Other small things sit uncomfortably. He accepted a thousand pounds of Chelsea Flower Show hospitality from Japan Tobacco International, the kind of freebie a former tobacco friendly trade minister might decline, and earned tens of thousands of pounds as a paid adviser to two space sector firms during the same period the country was rowing about MPs' second jobs.
In 2024 he held Wyre Forest by 812 votes, Labour in second, Reform UK pushing hard into third, the kind of margin that turns a once safe seat into a marginal. Kemi Badenoch made him shadow economic secretary to the Treasury.

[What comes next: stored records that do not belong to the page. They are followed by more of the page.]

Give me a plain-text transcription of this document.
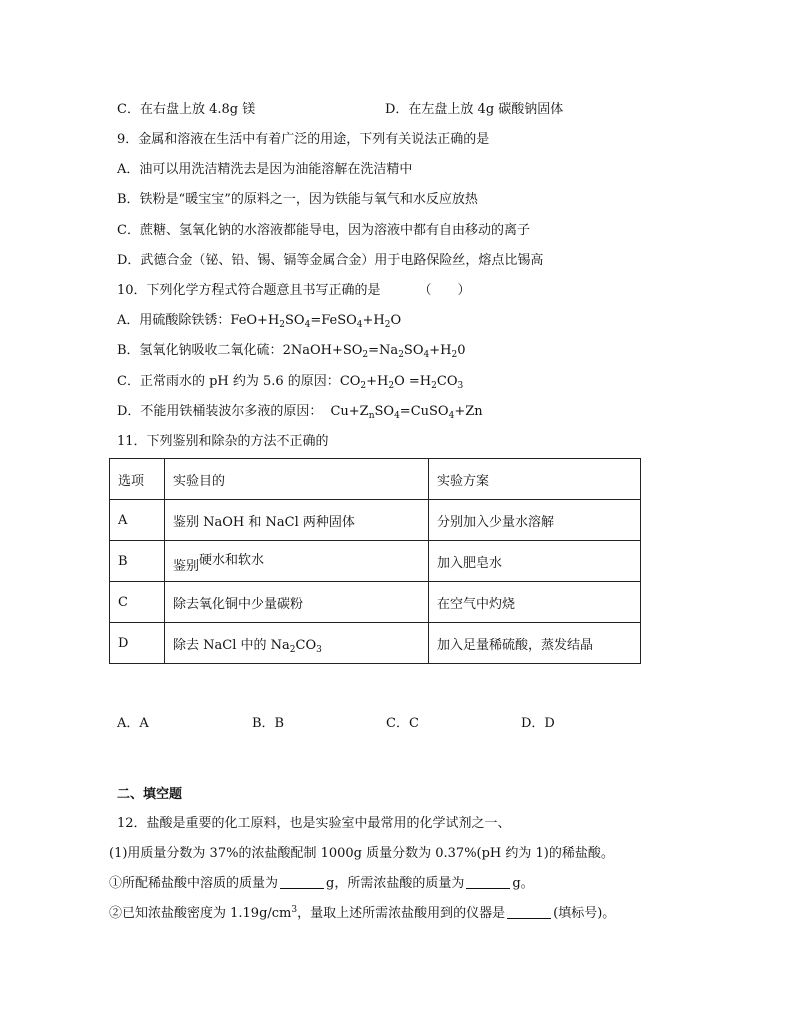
C．在右盘上放 4.8g 镁	D．在左盘上放 4g 碳酸钠固体
9．金属和溶液在生活中有着广泛的用途，下列有关说法正确的是
A．油可以用洗洁精洗去是因为油能溶解在洗洁精中
B．铁粉是“暖宝宝”的原料之一，因为铁能与氧气和水反应放热
C．蔗糖、氢氧化钠的水溶液都能导电，因为溶液中都有自由移动的离子
D．武德合金（铋、铅、锡、镉等金属合金）用于电路保险丝，熔点比锡高
10．下列化学方程式符合题意且书写正确的是	（　　）
A．用硫酸除铁锈：$FeO+H_2SO_4=FeSO_4+H_2O$
B．氢氧化钠吸收二氧化硫：$2NaOH+SO_2=Na_2SO_4+H_20$
C．正常雨水的 pH 约为 5.6 的原因：$CO_2+H_2O =H_2CO_3$
D．不能用铁桶装波尔多液的原因： $Cu+Z_nSO_4=CuSO_4+Zn$
11．下列鉴别和除杂的方法不正确的
选项	实验目的	实验方案
A	鉴别 NaOH 和 NaCl 两种固体	分别加入少量水溶解
B	鉴别硬水和软水	加入肥皂水
C	除去氧化铜中少量碳粉	在空气中灼烧
D	除去 NaCl 中的 $Na_2CO_3$	加入足量稀硫酸，蒸发结晶
A．A	B．B	C．C	D．D
二、填空题
12．盐酸是重要的化工原料，也是实验室中最常用的化学试剂之一、
(1)用质量分数为 37%的浓盐酸配制 1000g 质量分数为 0.37%(pH 约为 1)的稀盐酸。
①所配稀盐酸中溶质的质量为	g，所需浓盐酸的质量为	g。
②已知浓盐酸密度为 $1.19g/cm^3$，量取上述所需浓盐酸用到的仪器是	(填标号)。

Garnier is genuinely expert on financial services, more useful on the Treasury Committee than most of his colleagues will ever be, and the banking reform work was a real contribution to the post crisis settlement. He is also a study in how thin the standards governing MPs' personal conduct can be, a politician saved from sanction by a procedural date rather than the merits of what he had done, whose career carried on as if nothing very much had happened. The knowledge is real. The judgement is not always its equal.